His labor of both love and ingenuity might just turn things around. According to Howard Snell, a program leader at the Darwin Research Station in the Galapagos Islands, scientists there are considering using CyberTrackers to quickly and inexpensively measure changes in the distribution, number, and status of marine iguanas, Galapagos tortoises, and other native wildlife. They would also want to map the progress and impacts of introduced animals such as feral goats, pigs, dogs, and cats. And they hope to document the effects of unsustainable human use. The CyberTracker technology is attractive because people already in the field--park wardens, tourist guides, and local inhabitants--can use it with a minimum of training.
But not all scientists are willing to employ such democratic data collection measures. Field science has traditionally been restricted to the academically trained, and some don't want to see this change.
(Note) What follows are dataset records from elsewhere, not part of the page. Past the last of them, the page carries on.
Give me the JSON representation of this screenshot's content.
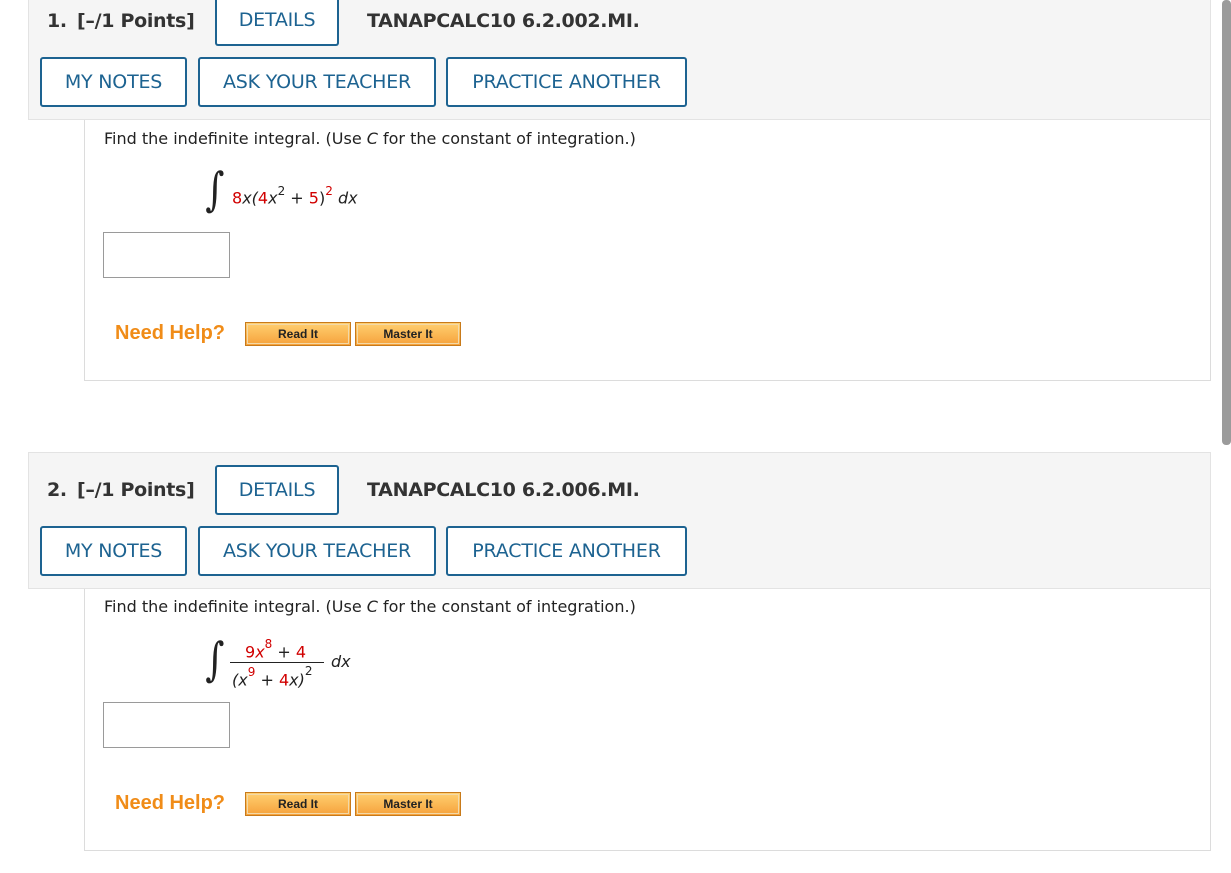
{
  "questions": [
    {
      "number": "1.",
      "points": "[–/1 Points]",
      "details_label": "DETAILS",
      "code": "TANAPCALC10 6.2.002.MI.",
      "my_notes": "MY NOTES",
      "ask_teacher": "ASK YOUR TEACHER",
      "practice": "PRACTICE ANOTHER",
      "instruction_pre": "Find the indefinite integral. (Use ",
      "instruction_c": "C",
      "instruction_post": " for the constant of integration.)",
      "expr": {
        "a": "8",
        "b": "x(",
        "c": "4",
        "d": "x",
        "e": "2",
        "f": " + ",
        "g": "5",
        "h": ")",
        "i": "2",
        "j": " dx"
      },
      "answer_value": "",
      "need_help": "Need Help?",
      "read_it": "Read It",
      "master_it": "Master It"
    },
    {
      "number": "2.",
      "points": "[–/1 Points]",
      "details_label": "DETAILS",
      "code": "TANAPCALC10 6.2.006.MI.",
      "my_notes": "MY NOTES",
      "ask_teacher": "ASK YOUR TEACHER",
      "practice": "PRACTICE ANOTHER",
      "instruction_pre": "Find the indefinite integral. (Use ",
      "instruction_c": "C",
      "instruction_post": " for the constant of integration.)",
      "frac": {
        "n1": "9",
        "n2": "x",
        "n3": "8",
        "n4": " + ",
        "n5": "4",
        "d1": "(x",
        "d2": "9",
        "d3": " + ",
        "d4": "4",
        "d5": "x)",
        "d6": "2",
        "dx": "dx"
      },
      "answer_value": "",
      "need_help": "Need Help?",
      "read_it": "Read It",
      "master_it": "Master It"
    }
  ],
  "colors": {
    "accent": "#1d6391",
    "red": "#d10000",
    "help_orange": "#f08c18"
  }
}
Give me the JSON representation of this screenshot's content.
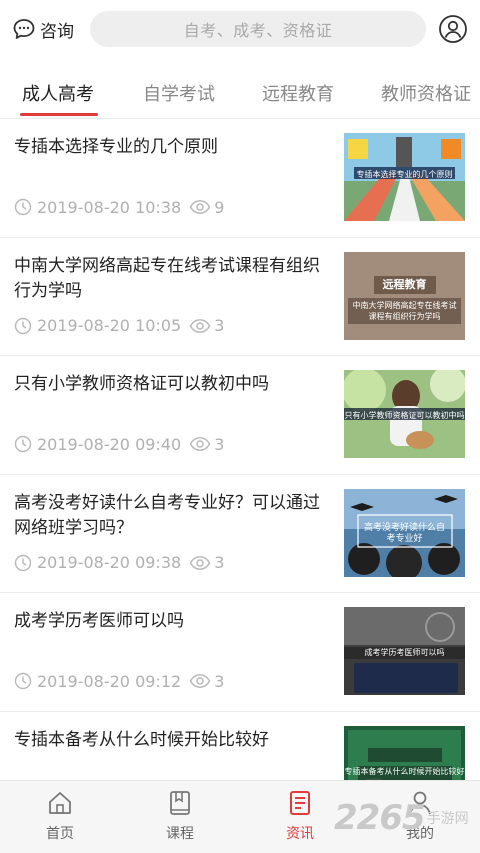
{
  "header": {
    "consult_label": "咨询",
    "search_placeholder": "自考、成考、资格证"
  },
  "tabs": [
    {
      "label": "成人高考",
      "active": true
    },
    {
      "label": "自学考试",
      "active": false
    },
    {
      "label": "远程教育",
      "active": false
    },
    {
      "label": "教师资格证",
      "active": false
    }
  ],
  "articles": [
    {
      "title": "专插本选择专业的几个原则",
      "date": "2019-08-20 10:38",
      "views": "9",
      "thumb_caption": "专插本选择专业的几个原则"
    },
    {
      "title": "中南大学网络高起专在线考试课程有组织行为学吗",
      "date": "2019-08-20 10:05",
      "views": "3",
      "thumb_tag": "远程教育",
      "thumb_caption": "中南大学网络高起专在线考试课程有组织行为学吗"
    },
    {
      "title": "只有小学教师资格证可以教初中吗",
      "date": "2019-08-20 09:40",
      "views": "3",
      "thumb_caption": "只有小学教师资格证可以教初中吗"
    },
    {
      "title": "高考没考好读什么自考专业好？可以通过网络班学习吗？",
      "date": "2019-08-20 09:38",
      "views": "3",
      "thumb_caption": "高考没考好读什么自考专业好"
    },
    {
      "title": "成考学历考医师可以吗",
      "date": "2019-08-20 09:12",
      "views": "3",
      "thumb_caption": "成考学历考医师可以吗"
    },
    {
      "title": "专插本备考从什么时候开始比较好",
      "date": "",
      "views": "",
      "thumb_caption": "专插本备考从什么时候开始比较好"
    }
  ],
  "bottom_nav": [
    {
      "label": "首页",
      "icon": "home-icon",
      "active": false
    },
    {
      "label": "课程",
      "icon": "book-icon",
      "active": false
    },
    {
      "label": "资讯",
      "icon": "news-icon",
      "active": true
    },
    {
      "label": "我的",
      "icon": "person-icon",
      "active": false
    }
  ],
  "watermark": {
    "number": "2265",
    "text": "手游网"
  },
  "colors": {
    "accent": "#e2393a",
    "muted": "#b0b0b0",
    "search_bg": "#eeeeee"
  }
}
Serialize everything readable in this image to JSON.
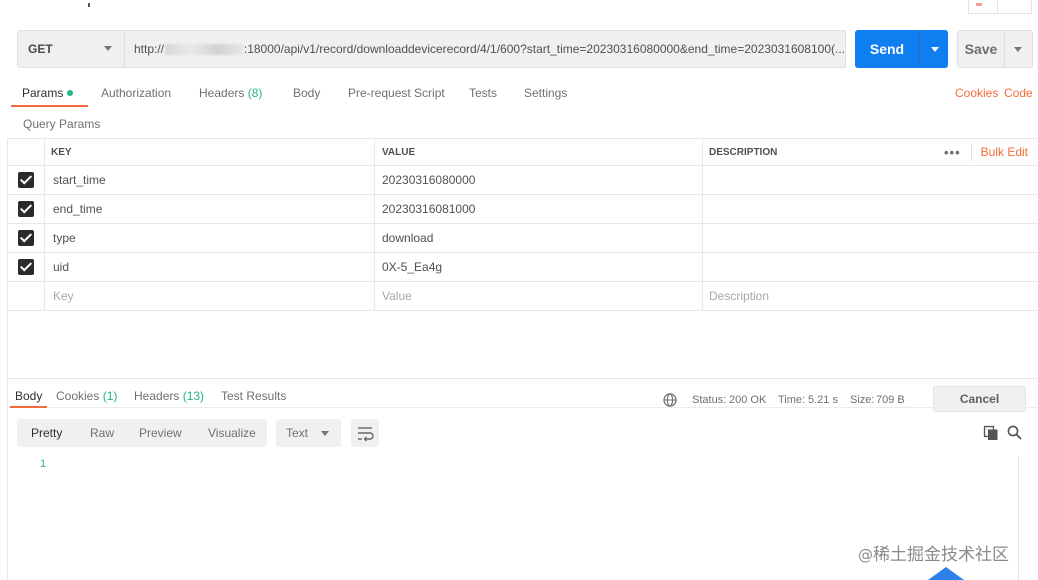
{
  "request": {
    "method": "GET",
    "url_prefix": "http://",
    "url_suffix": ":18000/api/v1/record/downloaddevicerecord/4/1/600?start_time=20230316080000&end_time=2023031608100(...",
    "send_label": "Send",
    "save_label": "Save"
  },
  "req_tabs": {
    "params": "Params",
    "authorization": "Authorization",
    "headers": "Headers",
    "headers_count": "(8)",
    "body": "Body",
    "prerequest": "Pre-request Script",
    "tests": "Tests",
    "settings": "Settings",
    "cookies": "Cookies",
    "code": "Code"
  },
  "query_params": {
    "title": "Query Params",
    "columns": {
      "key": "KEY",
      "value": "VALUE",
      "description": "DESCRIPTION"
    },
    "more": "•••",
    "bulk_edit": "Bulk Edit",
    "rows": [
      {
        "key": "start_time",
        "value": "20230316080000",
        "description": ""
      },
      {
        "key": "end_time",
        "value": "20230316081000",
        "description": ""
      },
      {
        "key": "type",
        "value": "download",
        "description": ""
      },
      {
        "key": "uid",
        "value": "0X-5_Ea4g",
        "description": ""
      }
    ],
    "placeholder": {
      "key": "Key",
      "value": "Value",
      "description": "Description"
    }
  },
  "response": {
    "tabs": {
      "body": "Body",
      "cookies": "Cookies",
      "cookies_count": "(1)",
      "headers": "Headers",
      "headers_count": "(13)",
      "test_results": "Test Results"
    },
    "status_label": "Status:",
    "status_value": "200 OK",
    "time_label": "Time:",
    "time_value": "5.21 s",
    "size_label": "Size:",
    "size_value": "709 B",
    "cancel_label": "Cancel",
    "formats": {
      "pretty": "Pretty",
      "raw": "Raw",
      "preview": "Preview",
      "visualize": "Visualize"
    },
    "type_select": "Text",
    "line_number": "1"
  },
  "watermark": {
    "at": "@",
    "text": "稀土掘金技术社区"
  },
  "colors": {
    "accent": "#f26b3a",
    "send": "#0f7ef0",
    "success": "#26b47f"
  }
}
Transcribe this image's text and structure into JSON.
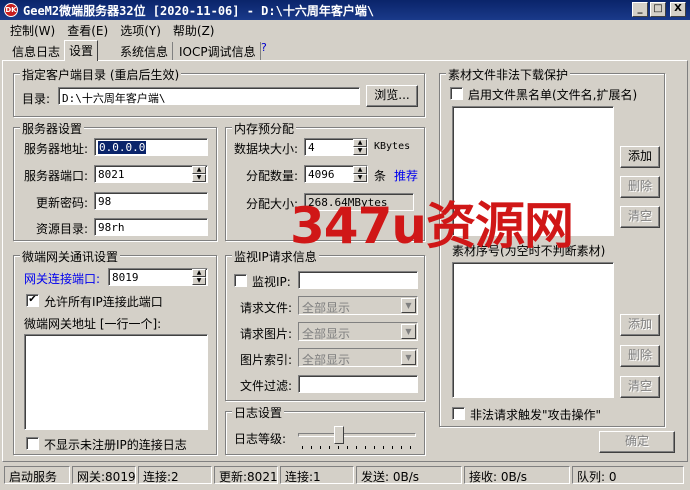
{
  "window": {
    "title": "GeeM2微端服务器32位 [2020-11-06] - D:\\十六周年客户端\\",
    "app_icon": "DK",
    "minimize": "_",
    "maximize": "□",
    "close": "X"
  },
  "menu": [
    "控制(W)",
    "查看(E)",
    "选项(Y)",
    "帮助(Z)"
  ],
  "tabs": [
    "信息日志",
    "设置",
    "系统信息",
    "IOCP调试信息"
  ],
  "tab_help": "?",
  "client_dir": {
    "legend": "指定客户端目录 (重启后生效)",
    "label": "目录:",
    "value": "D:\\十六周年客户端\\",
    "browse": "浏览..."
  },
  "server": {
    "legend": "服务器设置",
    "addr_label": "服务器地址:",
    "addr_value": "0.0.0.0",
    "port_label": "服务器端口:",
    "port_value": "8021",
    "pwd_label": "更新密码:",
    "pwd_value": "98",
    "res_label": "资源目录:",
    "res_value": "98rh"
  },
  "memory": {
    "legend": "内存预分配",
    "block_label": "数据块大小:",
    "block_value": "4",
    "block_unit": "KBytes",
    "count_label": "分配数量:",
    "count_value": "4096",
    "count_unit": "条",
    "recommend": "推荐",
    "size_label": "分配大小:",
    "size_value": "268.64MBytes"
  },
  "gateway": {
    "legend": "微端网关通讯设置",
    "port_label": "网关连接端口:",
    "port_value": "8019",
    "allow_all_label": "允许所有IP连接此端口",
    "allow_all_checked": "✔",
    "addr_list_label": "微端网关地址 [一行一个]:",
    "hide_log_label": "不显示未注册IP的连接日志"
  },
  "monitor": {
    "legend": "监视IP请求信息",
    "ip_label": "监视IP:",
    "file_label": "请求文件:",
    "file_value": "全部显示",
    "img_label": "请求图片:",
    "img_value": "全部显示",
    "idx_label": "图片索引:",
    "idx_value": "全部显示",
    "filter_label": "文件过滤:"
  },
  "log": {
    "legend": "日志设置",
    "level_label": "日志等级:",
    "level_value": 0.33
  },
  "protect": {
    "legend": "素材文件非法下载保护",
    "blacklist_label": "启用文件黑名单(文件名,扩展名)",
    "add": "添加",
    "delete": "删除",
    "clear": "清空",
    "seq_label": "素材序号(为空时不判断素材)",
    "add2": "添加",
    "delete2": "删除",
    "clear2": "清空",
    "attack_label": "非法请求触发\"攻击操作\""
  },
  "ok_button": "确定",
  "status": {
    "start": "启动服务",
    "gateway": "网关:8019",
    "gw_conn": "连接:2",
    "update": "更新:8021",
    "up_conn": "连接:1",
    "send": "发送: 0B/s",
    "recv": "接收: 0B/s",
    "queue": "队列: 0"
  },
  "watermark": "347u资源网"
}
Park managers have been far more enthusiastic about nonscientists recording their daily finds, says Liebenberg. Most field scientists are able to be in their study areas for only short periods of time, yet armies of rangers and others patrol park lands every day.
To gain wider acceptance, Liebenberg may have to get more biologists to recognize tracking as a science. And that might happen as more projects, such as the one in the Odzala rainforest, achieve good results. "In the Congo," says Liebenberg, "they got 3,000 observations from four units in the first month alone."
That's the quantity of data needed when studying Eden. The vast rainforest clearings that startled biologists with their congregations of forest elephants, bongos, and other large, savanna-loving creatures turned out to be vast salines, or bais--mineral-rich geological features found nowhere else in central Africa. The forests around them supported the world's largest concentration of gorillas. And more surprises were to come. "Deep in the heart of the Congo Basin forest block," reports ECOFAC's Aveling, lives another anomaly: the last surviving forestdwelling lions.
Researchers have a chance to view a comer of paradise and save it even before it is in serious danger. "Poaching for elephants is an ever present threat," and an increasing one since the international body governing trade in endangered species allowed a one-time ivory sale, according to Aveling. "But otherwise the major part of the park is still relatively unaffected by human activities, as there are so few people living in the area. There is no commercial logging adjacent to the park, but this might change in the future, in which case pressures on the park are likely to change dramatically."
Liebenberg and ECOFAC team members are updating their PalmPilots with hundreds of icons that will depict the goings-on of more than 400 Congo-dwelling species. Over time, more will be added. More will be learned. And all of it will be mingled with data from other technologies to paint a picture of regional life never before possible. It's an endeavor whose rewards are great: the Congolese government recently decided to quadruple the park's boundaries-protecting 5,000 more square miles of this unique wilderness area.
Joni Praded is a contributing editor for Animals.